La STIB et BOZAR s’associent pour faire résonner le métro du bruit des traits de cet artiste adulé. Peintre, dessinateur, graffeur (même s’il réfutait le terme), colleur, vidéaste, performer, Keith Haring était surtout engagé (lutte pour les droits des LGBTQI, contre le SIDA, le nucléaire, le racisme…). De quoi avoir envie de le célébrer tout en gâtant nos usagers !
Avant d’être reprise, reproduite, remarketée, réinventée, l’oeuvre de Keith Haring – figure incontournable de l’art contemporain et du street art des années 80 – était une expression urbaine graffée. Les couloirs du métro new-yorkais lui servaient de support d’expression. Durant la première moitié des eigties, on estime à plus de 5.000 le nombre d’œuvres tracées à la craie blanche (et non à la bombe de peinture) sur le papier noir mat protecteur collé sur les valves entre chaque campagne d’affichage de marques. Des supports détournés qui deviendront des œuvres d’art cotées.

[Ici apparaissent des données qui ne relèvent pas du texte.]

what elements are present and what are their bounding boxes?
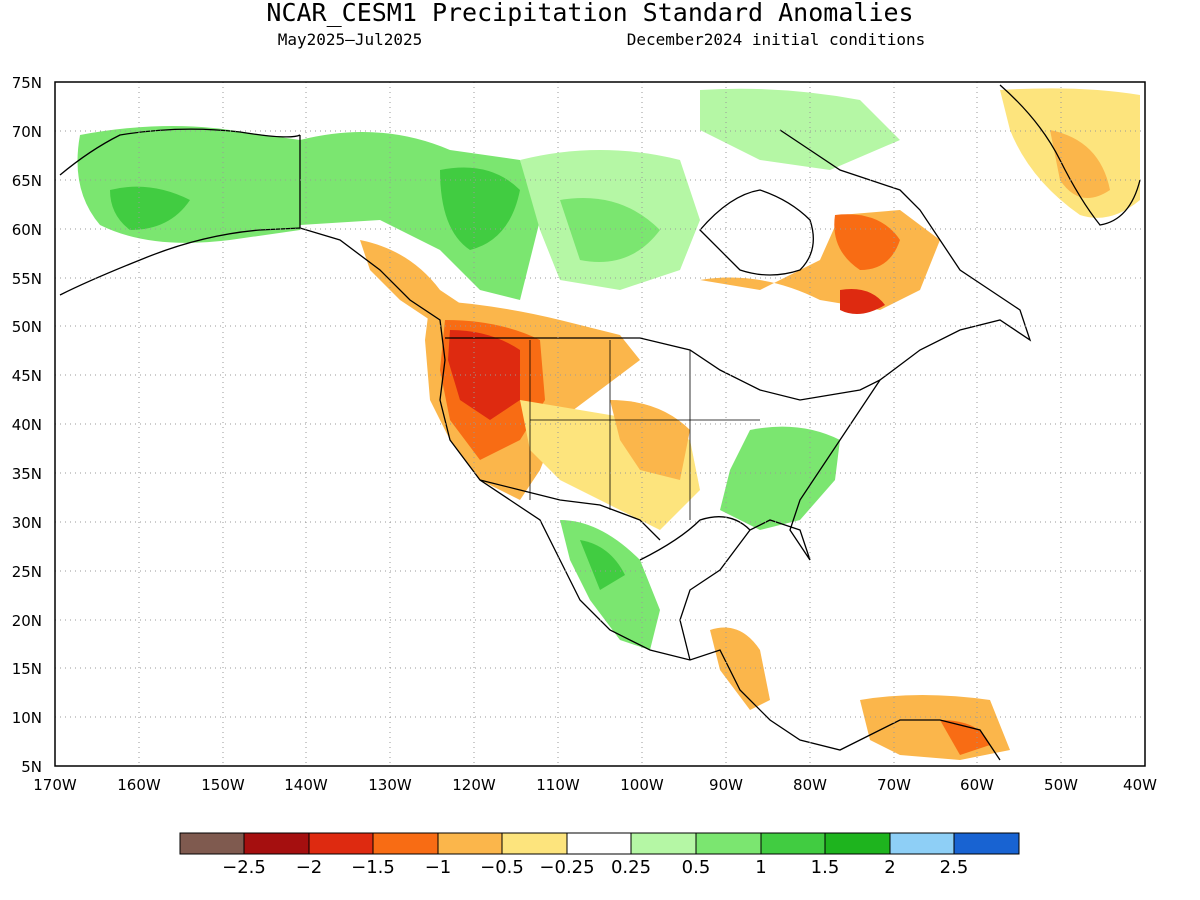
latitude-axis: 75N 70N 65N 60N 55N 50N 45N 40N 35N 30N … [12,74,42,776]
colorbar-label: 0.25 [611,857,651,878]
colorbar-labels: −2.5 −2 −1.5 −1 −0.5 −0.25 0.25 0.5 1 1.… [222,857,968,878]
map-frame [54,81,1146,767]
lat-tick-label: 35N [12,465,42,483]
colorbar-swatch [953,832,1020,855]
colorbar-label: −1.5 [351,857,395,878]
colorbar-label: 1.5 [811,857,840,878]
lat-tick-label: 60N [12,221,42,239]
anomaly-region-hudson-wet [560,198,660,262]
colorbar-swatch [824,832,891,855]
map-init-conditions: December2024 initial conditions [627,30,926,49]
lat-tick-label: 10N [12,709,42,727]
coastline-pacific-path [59,227,1001,761]
colorbar-swatch [566,832,632,855]
lat-tick-label: 20N [12,612,42,630]
anomaly-region-alaska-wet [77,126,300,243]
colorbar-label: 1 [755,857,766,878]
lon-tick-label: 170W [33,776,77,794]
colorbar-label: −0.5 [480,857,524,878]
land-outlines [59,84,1141,761]
lat-tick-label: 45N [12,367,42,385]
lat-tick-label: 40N [12,416,42,434]
anomaly-region-arctic-wet [700,88,900,170]
lon-tick-label: 60W [960,776,994,794]
colorbar-label: −2 [296,857,323,878]
graticule [55,82,1145,766]
colorbar-swatch [372,832,439,855]
colorbar-label: 0.5 [682,857,711,878]
anomaly-region-greenland-drier [1050,130,1110,198]
colorbar-swatch [695,832,762,855]
colorbar-swatch [630,832,697,855]
anomaly-region-central-america-dry [710,627,770,710]
lon-tick-label: 160W [117,776,161,794]
anomaly-region-bc-coast-dry [360,240,470,320]
lon-tick-label: 130W [368,776,412,794]
colorbar-swatch [889,832,955,855]
colorbar-label: −0.25 [539,857,594,878]
map-panel [54,81,1146,767]
colorbar-swatch [179,832,245,855]
lat-tick-label: 65N [12,172,42,190]
lat-tick-label: 30N [12,514,42,532]
lon-tick-label: 100W [620,776,664,794]
colorbar-swatch [243,832,310,855]
coastline-gulf-path [639,516,751,561]
anomaly-region-labrador-drier [834,214,900,270]
colorbar-label: −1 [425,857,452,878]
hudson-bay-outline [699,189,814,276]
anomaly-region-mexico-wetter [580,540,625,590]
lat-tick-label: 55N [12,270,42,288]
lon-tick-label: 80W [793,776,827,794]
us-mexico-border [479,479,661,541]
colorbar-swatch [437,832,503,855]
anomaly-region-quebec-driest [840,289,885,314]
coastline-atlantic-path [679,129,1032,661]
colorbar-swatch [308,832,374,855]
arctic-coast-alaska [59,128,301,176]
colorbar-label: −2.5 [222,857,266,878]
longitude-axis: 170W 160W 150W 140W 130W 120W 110W 100W … [33,776,1157,794]
lon-tick-label: 110W [536,776,580,794]
us-canada-border [445,337,881,401]
anomaly-region-great-basin-driest [448,330,520,420]
lat-tick-label: 25N [12,563,42,581]
colorbar-label: 2 [884,857,895,878]
lat-tick-label: 50N [12,318,42,336]
colorbar-label: 2.5 [940,857,969,878]
lon-tick-label: 120W [452,776,496,794]
map-title: NCAR_CESM1 Precipitation Standard Anomal… [266,0,913,27]
anomaly-region-south-america-drier [940,720,990,755]
colorbar-swatches [179,832,1020,855]
lon-tick-label: 90W [709,776,743,794]
anomaly-region-alaska-wetter [110,186,190,230]
colorbar-swatch [501,832,568,855]
lon-tick-label: 40W [1123,776,1157,794]
lon-tick-label: 150W [201,776,245,794]
lon-tick-label: 140W [284,776,328,794]
lat-tick-label: 15N [12,660,42,678]
greenland-outline [999,84,1141,226]
lon-tick-label: 70W [877,776,911,794]
lat-tick-label: 5N [21,758,42,776]
colorbar: −2.5 −2 −1.5 −1 −0.5 −0.25 0.25 0.5 1 1.… [179,832,1020,878]
map-period: May2025–Jul2025 [278,30,423,49]
us-state-lines [529,340,760,520]
lon-tick-label: 50W [1044,776,1078,794]
colorbar-swatch [760,832,826,855]
lat-tick-label: 70N [12,123,42,141]
lat-tick-label: 75N [12,74,42,92]
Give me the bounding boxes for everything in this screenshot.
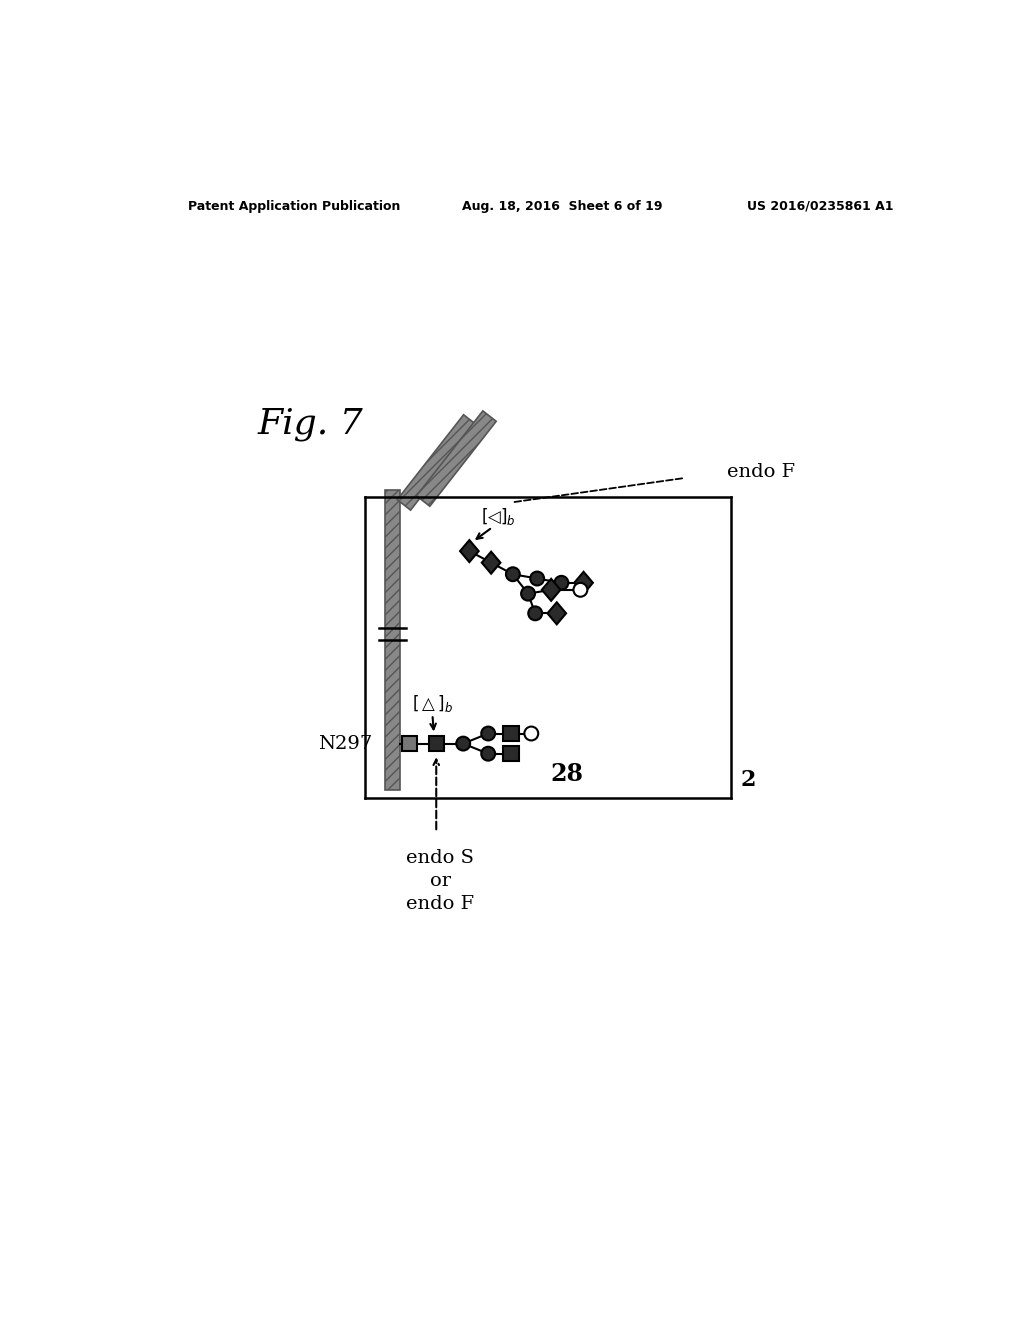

Des productions voulues par Keith comme accessibles, offertes, visibles par le plus grand nombre, loin des galeries et de leurs sélections insensées. Un statement en opposition au marché de l’art et de la réclame qui l’inspire pour trafiquer des affiches de pub qu’il croise. Un grand cri adressé à la politique, aux injustices, à l’oppression et aux dérives de l’époque.
Pendant cinq ans, chaque jour, il arpente les couloirs du métro et lâche, du bout de ses doigts graciles, des figures graphiques, linéaires, profondes et pourtant sans perspective, compréhensibles instantanément.
C’est ce qui l’a porté au sommet, ce qui l’a mené à travailler sur son autopromo, alors que n’existaient même pas les réseaux sociaux. Il fait diffuser son arrestation par la police en pleine « dégradation de, l’espace public », offre des pins et t-shirts ornés de ses personnages emblématiques (inspirés des dessins du désert de Nazca) aux conducteurs de métro, voit ses œuvres arrachées de leur support par des collectionneurs en herbe flairant le génie.
La valeur de ses productions s’envole, lui permettant de jongler entre rentrées confortables tirées d’opérations artistico-marketing brillantes et créations spontanées et philanthropiques pleines de bonté et de beauté.
Et puisque l’Histoire n’a pas de fin, même 30 ans après son décès, c’est dans le métro de Bruxelles que se poursuit le don de sa créativité : dès mars, une fresque géante de Keith Haring viendra secouer le métro Rogier et plein de surprises (concours, réductions…) viendront compléter cette expérience arty-mobility.